Заходило все ходуном перед Пашкой. Завертелось радужным колесом солнце, накатанный льдистый тракт ослепил глаза, стал расплывчатым, раскидистые деревья по обочинам зашевелились, сплелись голыми ветками. А тут еще стайка девчонок проходила мимо, кажется, из параллельного седьмого «б», — Пашка этого толком не разглядел — и с ними, как нарочно, небезразличная ему одноклассница Верка Кутова. Прыснули в рукавички, хохотнули, подталкивая друг дружку. Что с ним произошло, Пашка и сам не понял. Сунул руку в карман, и под варежкой уже тяжело холодит ладонь рукоятка. Это свинчатка такая, круглая, фигурная, отлитая в формочке для печенья, в отверстия по бокам продета широкая резинка, чтоб плотно держалась на руке. Пашка носил ее на всякий случай, по привычке. В городке, где они жили раньше, парни постарше завели такую моду в войну — свинчатки, кастеты, а кто и ножичек самодельный для форсу. Ну и пацанва помоложе обезьянничала.

Не успел Тырча подняться с кованок, налетел на него Пашка петухом. Хлесть набрякшей рукой сбоку: не то по щеке, не то по уху.
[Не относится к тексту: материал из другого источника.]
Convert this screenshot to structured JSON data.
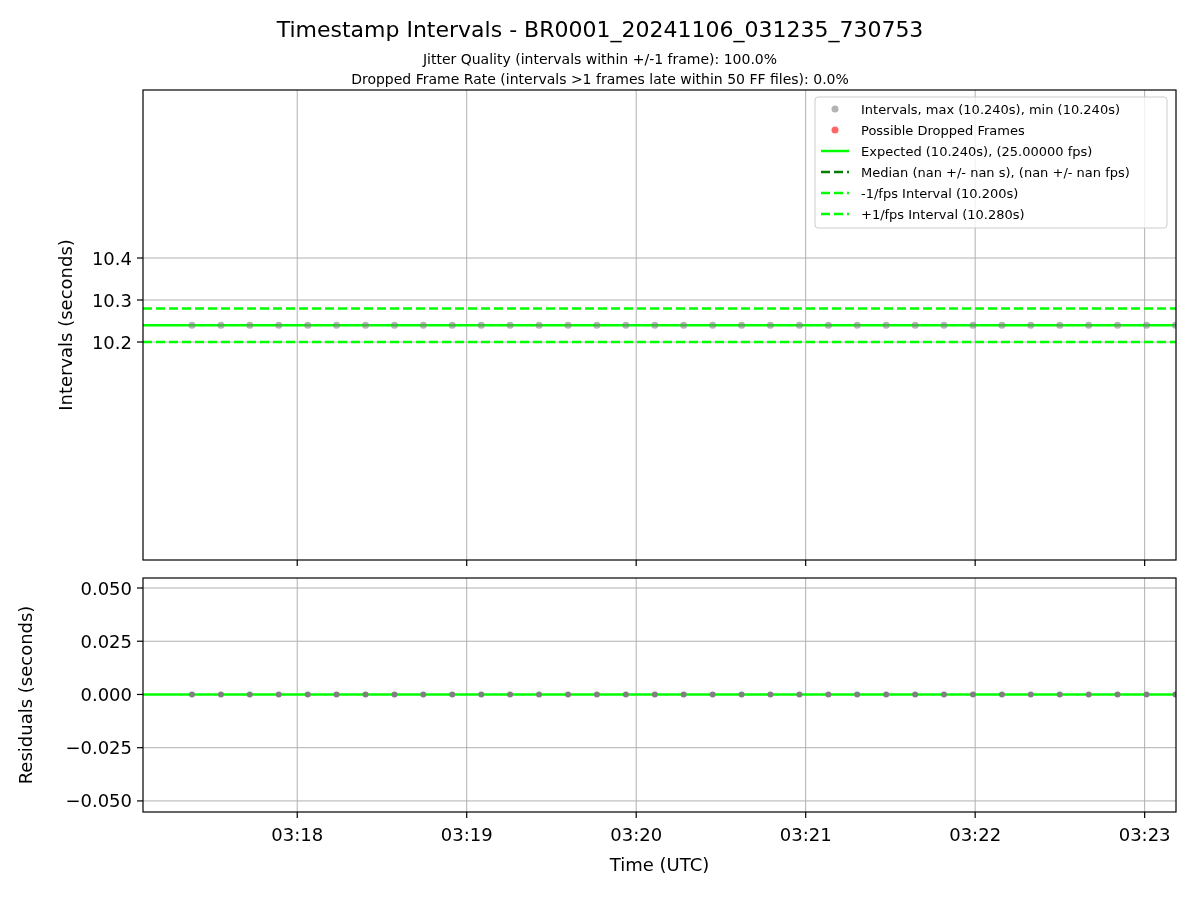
{
  "figure": {
    "title": "Timestamp Intervals - BR0001_20241106_031235_730753",
    "subtitles": [
      "Jitter Quality (intervals within +/-1 frame): 100.0%",
      "Dropped Frame Rate (intervals >1 frames late within 50 FF files): 0.0%"
    ]
  },
  "intervals_plot": {
    "chart_data": {
      "type": "scatter",
      "grid": true,
      "legend": "upper right",
      "ylabel": "Intervals (seconds)",
      "xlim": [
        197.09,
        203.185
      ],
      "ylim": [
        9.681,
        10.8
      ],
      "yticks": [
        10.2,
        10.3,
        10.4
      ],
      "x": [
        197.379,
        197.55,
        197.72,
        197.891,
        198.062,
        198.232,
        198.403,
        198.574,
        198.744,
        198.915,
        199.086,
        199.256,
        199.427,
        199.598,
        199.768,
        199.939,
        200.11,
        200.28,
        200.451,
        200.622,
        200.792,
        200.963,
        201.134,
        201.304,
        201.475,
        201.646,
        201.816,
        201.987,
        202.158,
        202.328,
        202.499,
        202.67,
        202.84,
        203.011,
        203.182
      ],
      "series": [
        {
          "name": "Intervals, max (10.240s), min (10.240s)",
          "color": "#808080",
          "values": [
            10.24,
            10.24,
            10.24,
            10.24,
            10.24,
            10.24,
            10.24,
            10.24,
            10.24,
            10.24,
            10.24,
            10.24,
            10.24,
            10.24,
            10.24,
            10.24,
            10.24,
            10.24,
            10.24,
            10.24,
            10.24,
            10.24,
            10.24,
            10.24,
            10.24,
            10.24,
            10.24,
            10.24,
            10.24,
            10.24,
            10.24,
            10.24,
            10.24,
            10.24,
            10.24
          ]
        },
        {
          "name": "Possible Dropped Frames",
          "color": "#ff0000",
          "values": [
            null,
            null,
            null,
            null,
            null,
            null,
            null,
            null,
            null,
            null,
            null,
            null,
            null,
            null,
            null,
            null,
            null,
            null,
            null,
            null,
            null,
            null,
            null,
            null,
            null,
            null,
            null,
            null,
            null,
            null,
            null,
            null,
            null,
            null,
            null
          ]
        }
      ],
      "ref_lines": [
        {
          "axis": "y",
          "label": "Expected (10.240s), (25.00000 fps)",
          "color": "#00ff00",
          "value": 10.24
        },
        {
          "axis": "y",
          "label": "Median (nan +/- nan s), (nan +/- nan fps)",
          "color": "#008000",
          "value": null
        },
        {
          "axis": "y",
          "label": "-1/fps Interval (10.200s)",
          "color": "#00ff00",
          "value": 10.2
        },
        {
          "axis": "y",
          "label": "+1/fps Interval (10.280s)",
          "color": "#00ff00",
          "value": 10.28
        }
      ]
    }
  },
  "residuals_plot": {
    "chart_data": {
      "type": "scatter",
      "grid": true,
      "xlabel": "Time (UTC)",
      "ylabel": "Residuals (seconds)",
      "xlim": [
        197.09,
        203.185
      ],
      "ylim": [
        -0.0552,
        0.0547
      ],
      "xticks": [
        {
          "value": 198,
          "label": "03:18"
        },
        {
          "value": 199,
          "label": "03:19"
        },
        {
          "value": 200,
          "label": "03:20"
        },
        {
          "value": 201,
          "label": "03:21"
        },
        {
          "value": 202,
          "label": "03:22"
        },
        {
          "value": 203,
          "label": "03:23"
        }
      ],
      "yticks": [
        {
          "value": 0.05,
          "label": "0.050"
        },
        {
          "value": 0.025,
          "label": "0.025"
        },
        {
          "value": 0,
          "label": "0.000"
        },
        {
          "value": -0.025,
          "label": "−0.025"
        },
        {
          "value": -0.05,
          "label": "−0.050"
        }
      ],
      "x": [
        197.379,
        197.55,
        197.72,
        197.891,
        198.062,
        198.232,
        198.403,
        198.574,
        198.744,
        198.915,
        199.086,
        199.256,
        199.427,
        199.598,
        199.768,
        199.939,
        200.11,
        200.28,
        200.451,
        200.622,
        200.792,
        200.963,
        201.134,
        201.304,
        201.475,
        201.646,
        201.816,
        201.987,
        202.158,
        202.328,
        202.499,
        202.67,
        202.84,
        203.011,
        203.182
      ],
      "series": [
        {
          "color": "#808080",
          "values": [
            0,
            0,
            0,
            0,
            0,
            0,
            0,
            0,
            0,
            0,
            0,
            0,
            0,
            0,
            0,
            0,
            0,
            0,
            0,
            0,
            0,
            0,
            0,
            0,
            0,
            0,
            0,
            0,
            0,
            0,
            0,
            0,
            0,
            0,
            0
          ]
        }
      ],
      "ref_lines": [
        {
          "axis": "y",
          "color": "#00ff00",
          "value": 0
        }
      ]
    }
  }
}
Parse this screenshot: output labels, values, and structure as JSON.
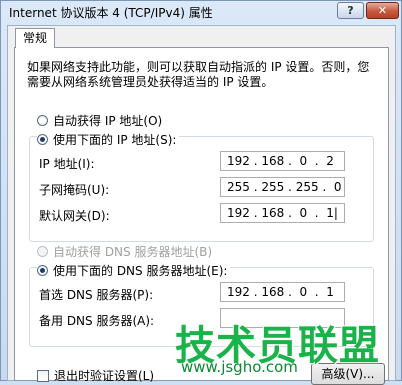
{
  "window": {
    "title": "Internet 协议版本 4 (TCP/IPv4) 属性",
    "help_label": "?",
    "close_label": "✕"
  },
  "tabs": [
    {
      "label": "常规"
    }
  ],
  "description": "如果网络支持此功能，则可以获取自动指派的 IP 设置。否则，您需要从网络系统管理员处获得适当的 IP 设置。",
  "ip_section": {
    "auto_option": "自动获得 IP 地址(O)",
    "manual_option": "使用下面的 IP 地址(S):",
    "selected": "manual",
    "fields": [
      {
        "label": "IP 地址(I):",
        "value": "192 . 168 .  0  .  2"
      },
      {
        "label": "子网掩码(U):",
        "value": "255 . 255 . 255 .  0"
      },
      {
        "label": "默认网关(D):",
        "value": "192 . 168 .  0  .  1|"
      }
    ]
  },
  "dns_section": {
    "auto_option": "自动获得 DNS 服务器地址(B)",
    "manual_option": "使用下面的 DNS 服务器地址(E):",
    "selected": "manual",
    "fields": [
      {
        "label": "首选 DNS 服务器(P):",
        "value": "192 . 168 .  0  .  1"
      },
      {
        "label": "备用 DNS 服务器(A):",
        "value": ""
      }
    ]
  },
  "validate_checkbox": {
    "label": "退出时验证设置(L)",
    "checked": false
  },
  "advanced_button": "高级(V)...",
  "watermark": {
    "main": "技术员联盟",
    "sub": "www.jsgho.com"
  }
}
Тырча аж на бок завалился, затряс очумело головой. Санки опрокинулись ему на ноги. Тут Левка с Семкой подскочили, давай подтыкать Петьку-Тырчу под бока. Растерялся, что ли, Тырча — не похоже на него было: отбивался вяло, пытаясь подняться на ноги, выкрикивал плаксиво:

— А-а! Трое на одного, да? Лежачего, да? Кастетом… — И заматерился, длинно, путано, часто шмыгая носом.
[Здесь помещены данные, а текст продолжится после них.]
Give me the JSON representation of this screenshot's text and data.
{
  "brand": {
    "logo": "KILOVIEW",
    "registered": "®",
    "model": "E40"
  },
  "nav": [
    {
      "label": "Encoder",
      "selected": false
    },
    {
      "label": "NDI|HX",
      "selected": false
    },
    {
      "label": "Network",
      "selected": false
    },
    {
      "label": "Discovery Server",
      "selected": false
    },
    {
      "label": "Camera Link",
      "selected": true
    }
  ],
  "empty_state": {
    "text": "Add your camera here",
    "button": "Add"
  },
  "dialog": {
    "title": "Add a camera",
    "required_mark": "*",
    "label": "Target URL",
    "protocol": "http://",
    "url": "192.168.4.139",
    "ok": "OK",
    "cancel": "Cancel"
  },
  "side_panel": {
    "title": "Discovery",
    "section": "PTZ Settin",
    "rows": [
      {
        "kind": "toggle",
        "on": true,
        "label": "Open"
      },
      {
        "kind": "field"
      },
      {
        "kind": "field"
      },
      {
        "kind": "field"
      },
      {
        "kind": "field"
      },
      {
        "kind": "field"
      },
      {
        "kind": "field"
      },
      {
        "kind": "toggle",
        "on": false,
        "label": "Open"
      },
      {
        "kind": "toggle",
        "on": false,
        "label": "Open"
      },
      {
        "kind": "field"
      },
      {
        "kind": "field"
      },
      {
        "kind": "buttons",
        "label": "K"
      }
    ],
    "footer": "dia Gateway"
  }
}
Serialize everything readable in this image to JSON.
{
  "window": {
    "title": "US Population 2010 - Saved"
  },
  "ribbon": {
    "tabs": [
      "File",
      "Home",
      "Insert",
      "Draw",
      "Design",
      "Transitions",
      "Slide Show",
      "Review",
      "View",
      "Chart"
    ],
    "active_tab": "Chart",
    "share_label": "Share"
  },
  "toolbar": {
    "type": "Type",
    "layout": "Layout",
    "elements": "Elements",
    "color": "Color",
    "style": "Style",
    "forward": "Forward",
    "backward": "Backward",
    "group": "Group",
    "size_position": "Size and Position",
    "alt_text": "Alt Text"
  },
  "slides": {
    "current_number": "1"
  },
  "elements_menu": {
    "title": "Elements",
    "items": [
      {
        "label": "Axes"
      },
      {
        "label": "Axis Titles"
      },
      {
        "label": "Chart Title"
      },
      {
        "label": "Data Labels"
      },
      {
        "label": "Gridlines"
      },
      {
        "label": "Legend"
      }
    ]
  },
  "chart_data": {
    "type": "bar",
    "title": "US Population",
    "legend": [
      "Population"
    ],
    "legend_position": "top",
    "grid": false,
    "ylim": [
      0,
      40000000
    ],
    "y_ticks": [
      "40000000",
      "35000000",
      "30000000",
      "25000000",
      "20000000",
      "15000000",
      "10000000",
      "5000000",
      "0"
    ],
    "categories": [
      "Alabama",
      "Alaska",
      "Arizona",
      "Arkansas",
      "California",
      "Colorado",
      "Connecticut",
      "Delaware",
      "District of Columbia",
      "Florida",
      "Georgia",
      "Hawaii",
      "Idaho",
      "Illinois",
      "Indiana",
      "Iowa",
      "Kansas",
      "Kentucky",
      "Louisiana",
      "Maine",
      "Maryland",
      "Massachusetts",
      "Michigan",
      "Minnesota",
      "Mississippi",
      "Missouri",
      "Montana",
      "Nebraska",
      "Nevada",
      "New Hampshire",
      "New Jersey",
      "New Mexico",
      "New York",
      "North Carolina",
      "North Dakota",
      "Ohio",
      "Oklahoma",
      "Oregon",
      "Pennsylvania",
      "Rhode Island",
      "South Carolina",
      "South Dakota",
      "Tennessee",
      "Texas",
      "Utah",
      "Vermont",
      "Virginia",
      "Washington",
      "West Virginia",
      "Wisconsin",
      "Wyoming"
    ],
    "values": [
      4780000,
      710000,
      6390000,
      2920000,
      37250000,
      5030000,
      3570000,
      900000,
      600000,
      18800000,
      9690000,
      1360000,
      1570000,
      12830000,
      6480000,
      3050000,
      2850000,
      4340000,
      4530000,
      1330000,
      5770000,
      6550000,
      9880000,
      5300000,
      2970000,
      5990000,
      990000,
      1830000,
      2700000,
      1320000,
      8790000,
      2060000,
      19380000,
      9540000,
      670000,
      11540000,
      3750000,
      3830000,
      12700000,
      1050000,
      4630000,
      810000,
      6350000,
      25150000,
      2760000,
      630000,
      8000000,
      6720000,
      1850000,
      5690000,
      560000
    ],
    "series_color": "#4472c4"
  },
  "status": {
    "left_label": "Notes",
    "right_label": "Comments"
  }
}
Пашке вдруг стало нехорошо, мерзко. Он какое-то время стоял, растопырив опущенные руки, потом отвернулся, сдернул варежку вместе с рукояткой, незаметно швырнул горячий кругляш в снежный отвал. Левка с Семкой оставили Тырчу.

Тот сразу кинулся к Пашке.

— Ососок, кажи кастет или что у тебя там! Кажи, говорю. За это знаешь…
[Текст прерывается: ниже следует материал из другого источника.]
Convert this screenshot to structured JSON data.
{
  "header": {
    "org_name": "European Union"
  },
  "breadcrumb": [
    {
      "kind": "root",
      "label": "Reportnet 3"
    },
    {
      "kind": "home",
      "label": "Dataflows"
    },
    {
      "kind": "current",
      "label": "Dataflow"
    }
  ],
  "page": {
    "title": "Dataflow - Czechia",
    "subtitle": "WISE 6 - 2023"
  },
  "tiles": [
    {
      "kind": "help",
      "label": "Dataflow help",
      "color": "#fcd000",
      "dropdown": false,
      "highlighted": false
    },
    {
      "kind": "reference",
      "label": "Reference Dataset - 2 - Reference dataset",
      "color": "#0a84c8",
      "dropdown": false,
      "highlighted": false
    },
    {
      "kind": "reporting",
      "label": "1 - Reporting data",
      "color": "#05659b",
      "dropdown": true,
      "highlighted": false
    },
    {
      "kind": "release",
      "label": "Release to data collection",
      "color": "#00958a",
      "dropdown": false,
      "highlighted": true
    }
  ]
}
Пашкин пороховой пыл выгорел окончательно. Он нелепо тянул к Тырче руки с зажатыми в пальцах варежками.

— На… на… гляди. — Поворачивался то одним, то другим боком, подставляя карманы кургузого ватничка. — Проверяй…

— А ну вас! — опять заматерился Тырча и пошел, потирая ухо. По дороге он все-таки не выдержал, обернулся, погрозил издали кулаком:

— Ладно, чинарик, ты у меня умоешься!

— Что, правда, кастет был? — суетился простодушно Семка, еще не остывший от возни.

Пашка молчал, отводя глаза.

— Отстань, не приставай. — Левка легонько хлопнул Семку по лопаткам, понимающе посмотрел на Пашку. — Пошли, что ли?

Кататься всем расхотелось.


Ходко шли дни, отсекая вчерашнее, заполняя жизнь новизной. Апрель вытопил снега по угорам. Нагретые проплешины дружно взялись зеленью. Пашка уже забыл мартовскую стычку. Видел Тырчу несколько раз издали, и ничто не шевельнулось в нем: ни сожаление, ни боязнь встречи. И вдруг столкнулся с ним нос к носу в садике за старой церковью — мастерскими ремесленного училища.

Тырча был не один. Еще два парня из ремеслухи. Пашка остановился. Страха не было. Лишь до предела обострился слух. Даже шуршание грубошерстных шинелей рэушников не ускользнуло от его внимания. Парни заходили с боков, и под их ботинками в подмерзших к вечеру лужах со звонким хрустом дробились льдинки. Тускло отсвечивали на шинелях форменные пряжки.

— Так это и есть тот герой. Герой кверху дырой, — услышал Пашка. Успел подумать: «Только б не пустили в ход бляхи». И принял первый удар. Он пришелся скользом по склоненной голове и сбил шапку.